煙草から解放された彼の指は、ゆっくりと私の髪を滑って行った。いいこいいこ。ただ、生徒への慈しみだけが込められたその手つき。私の心の温度よりずっと落ち着いたそれに、熱がこもることはない。わかっている。そう言う人だからこそ、私は彼のことが好きでたまらない。
私は彼の胸に顔を押し付けて、目を閉じる。私は閉ざされた視界で、ゆっくりと息を吸った。煙草の香りはふんわりと頭の中に染み渡って行くみたいで、何だか、くらくら。喧噪が遠く聞こえる。煙草が止められなくなるのって、こう言う感覚なのかな。

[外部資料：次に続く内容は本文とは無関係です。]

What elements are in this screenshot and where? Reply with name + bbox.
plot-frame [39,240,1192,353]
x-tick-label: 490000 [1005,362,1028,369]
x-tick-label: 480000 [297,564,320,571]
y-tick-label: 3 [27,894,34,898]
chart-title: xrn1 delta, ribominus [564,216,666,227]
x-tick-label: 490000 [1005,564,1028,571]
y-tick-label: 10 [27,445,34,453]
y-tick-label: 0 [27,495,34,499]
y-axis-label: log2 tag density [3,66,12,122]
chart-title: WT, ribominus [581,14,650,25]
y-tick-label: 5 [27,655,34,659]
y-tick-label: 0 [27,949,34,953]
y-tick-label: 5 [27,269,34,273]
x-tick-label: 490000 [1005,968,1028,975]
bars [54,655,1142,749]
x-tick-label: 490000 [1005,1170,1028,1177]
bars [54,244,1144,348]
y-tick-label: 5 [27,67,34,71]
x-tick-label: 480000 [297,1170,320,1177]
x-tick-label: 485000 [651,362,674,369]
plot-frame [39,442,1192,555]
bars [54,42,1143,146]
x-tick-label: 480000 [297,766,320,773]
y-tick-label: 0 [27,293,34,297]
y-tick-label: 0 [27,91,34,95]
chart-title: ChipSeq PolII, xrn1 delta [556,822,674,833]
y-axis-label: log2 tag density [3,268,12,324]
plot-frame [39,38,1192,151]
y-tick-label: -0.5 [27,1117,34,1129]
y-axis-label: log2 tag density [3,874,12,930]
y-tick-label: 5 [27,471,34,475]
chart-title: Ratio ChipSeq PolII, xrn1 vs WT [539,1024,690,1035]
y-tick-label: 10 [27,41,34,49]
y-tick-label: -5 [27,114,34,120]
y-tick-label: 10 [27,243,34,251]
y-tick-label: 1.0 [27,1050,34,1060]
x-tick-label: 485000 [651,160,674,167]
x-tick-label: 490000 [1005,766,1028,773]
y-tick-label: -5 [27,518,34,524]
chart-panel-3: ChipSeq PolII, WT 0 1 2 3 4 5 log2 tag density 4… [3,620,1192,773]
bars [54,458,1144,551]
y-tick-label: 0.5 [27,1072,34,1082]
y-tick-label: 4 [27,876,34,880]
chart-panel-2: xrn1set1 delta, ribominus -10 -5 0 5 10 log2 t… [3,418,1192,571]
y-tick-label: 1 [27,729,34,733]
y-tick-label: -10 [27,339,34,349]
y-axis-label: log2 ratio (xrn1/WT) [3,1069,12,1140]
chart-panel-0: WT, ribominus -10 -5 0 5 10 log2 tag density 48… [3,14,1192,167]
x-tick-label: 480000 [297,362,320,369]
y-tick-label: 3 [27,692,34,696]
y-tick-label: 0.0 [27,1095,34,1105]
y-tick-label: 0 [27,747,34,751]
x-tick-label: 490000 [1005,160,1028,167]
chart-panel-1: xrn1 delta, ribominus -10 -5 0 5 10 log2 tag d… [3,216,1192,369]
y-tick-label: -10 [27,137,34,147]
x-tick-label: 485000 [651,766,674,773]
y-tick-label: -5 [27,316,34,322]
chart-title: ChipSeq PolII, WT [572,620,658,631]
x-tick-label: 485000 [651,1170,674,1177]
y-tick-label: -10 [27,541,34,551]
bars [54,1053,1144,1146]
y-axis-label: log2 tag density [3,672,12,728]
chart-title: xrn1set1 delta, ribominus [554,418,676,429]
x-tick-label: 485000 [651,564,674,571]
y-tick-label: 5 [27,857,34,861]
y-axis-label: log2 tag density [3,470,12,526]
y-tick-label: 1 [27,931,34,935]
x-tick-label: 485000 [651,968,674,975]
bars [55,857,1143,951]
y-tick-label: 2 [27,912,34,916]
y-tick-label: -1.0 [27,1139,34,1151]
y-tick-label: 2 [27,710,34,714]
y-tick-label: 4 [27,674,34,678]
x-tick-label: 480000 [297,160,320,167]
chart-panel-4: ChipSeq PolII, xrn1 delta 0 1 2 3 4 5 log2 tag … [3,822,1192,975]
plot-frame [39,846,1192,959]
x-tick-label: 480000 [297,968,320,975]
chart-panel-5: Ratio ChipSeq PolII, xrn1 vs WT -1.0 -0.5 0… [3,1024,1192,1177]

オサムちゃんの指は変わらず私にたくさんを与えようとはしなかったけれど、私がいつより長くくっついていることを許容してくれていた。だから、ずっとずっとこのままでいられるなら、それでもいいと思う。生徒のままだって、それでもいいって。
でも、そんなことが永遠に許されるわけはなく。
オサムちゃんは柔らかく私の肩を押して、私の体を離した。
「みょうじ」
彼に名前を呼ばれるのは大好きだったけれど、今は少し悲しくて顔を上げたくなかった。もっとくっついていたかったのに、どうして分かってくれないんだろう。報う気がないのなら、せめて今だけでも甘えさせて欲しいのに。夢をみさせて欲しいのに。
なんて、彼からしたら迷惑でしかないか。あーあ。
「みょうじ」
二度目にも、返事はしなかった。そのことを彼がどう思ったかは知らない。
けれど。
「はよ、いい女になれよ」
そう言って笑ったオサムちゃんと来たら、びっくりするほどかっこよくて、びっくりするほど優しい目をしていたらから。ああ、きっと私のわがままはぜんぶ彼に伝わってしまっていたのだなと思った。
「待っててくれる?」
「少しならな。はよせんと、俺がおっさんになってまう」
「オサムちゃん、もうおっさんじゃん」
「やかましいわ」
軽くデコピンされて、私は笑う。
現金なものだ。少し前までこのままがいいと思っていた癖に、今はもう早く大人になりたくて仕様が無い。彼が待っていてくれると思うだけで、とびきりいい女になれる気がする。たとえ、それが私を大人にするためだけの優しい嘘で、私が大人になった時、隣に彼がいなかっとしても。
それでも、私はきっと、真っ赤なハイヒールの似合う大人になった時、何度も彼の言葉を思い出すのだろう。
真っ青な空の色と、タバコの香りと一緒に。